Because it did make me different. I had to grow up really fast. I had to learn to take care of myself and my health. I had to reconcile with a life expectancy nearly half of that of my friends and family. I learned the science and the medicine, to be my own advocate in my health. I learned to begin trusting God at the ripe young age of 5. My friends thought I was the mature one, that I had it all figured out, that I got it. But I was afraid of things just like they were, I had insecurities just like they did. But I didn’t want their pity, I didn’t want to be different. I didn’t talk about my CF. I hid it under the rug as much as I could. Because I’d seen the bad reactions to my disease: the people who turned and ran away from me because they didn’t want to understand, or couldn’t. The people who I thought cared about me but really couldn’t see past the sickness.
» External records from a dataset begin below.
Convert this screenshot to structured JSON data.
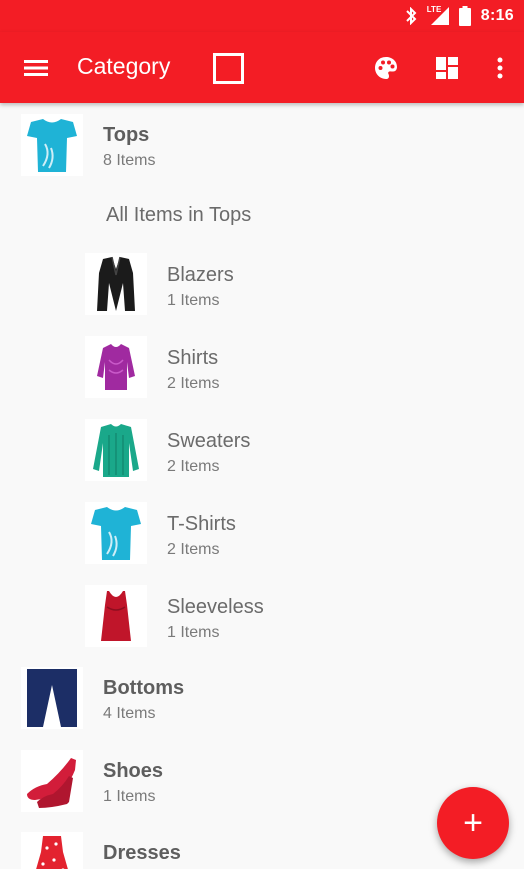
{
  "status_bar": {
    "network_label": "LTE",
    "time": "8:16"
  },
  "app_bar": {
    "title": "Category"
  },
  "categories": [
    {
      "name": "Tops",
      "count": "8 Items"
    },
    {
      "name": "Bottoms",
      "count": "4 Items"
    },
    {
      "name": "Shoes",
      "count": "1 Items"
    },
    {
      "name": "Dresses",
      "count": ""
    }
  ],
  "tops_section": {
    "all_items_label": "All Items in Tops",
    "subcategories": [
      {
        "name": "Blazers",
        "count": "1 Items"
      },
      {
        "name": "Shirts",
        "count": "2 Items"
      },
      {
        "name": "Sweaters",
        "count": "2 Items"
      },
      {
        "name": "T-Shirts",
        "count": "2 Items"
      },
      {
        "name": "Sleeveless",
        "count": "1 Items"
      }
    ]
  },
  "fab": {
    "label": "+"
  },
  "colors": {
    "primary": "#f31d25",
    "text": "#6b6b6b",
    "background": "#f9f9f9"
  }
}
The people who saw me differently, who made fun of me because of my disease. The people who told me I couldn’t amount to anything because I was going to die young. The ones who told me they couldn’t be my friend because I was just going to die and leave them here. The ones who told me they could never love me because I was unlovable.
And so my comfort zone was not telling people. My safety net was not letting anyone potentially be able to hurt me. My very comfortable little wooden boat, with some holes, but it floated. But then God called me out of it.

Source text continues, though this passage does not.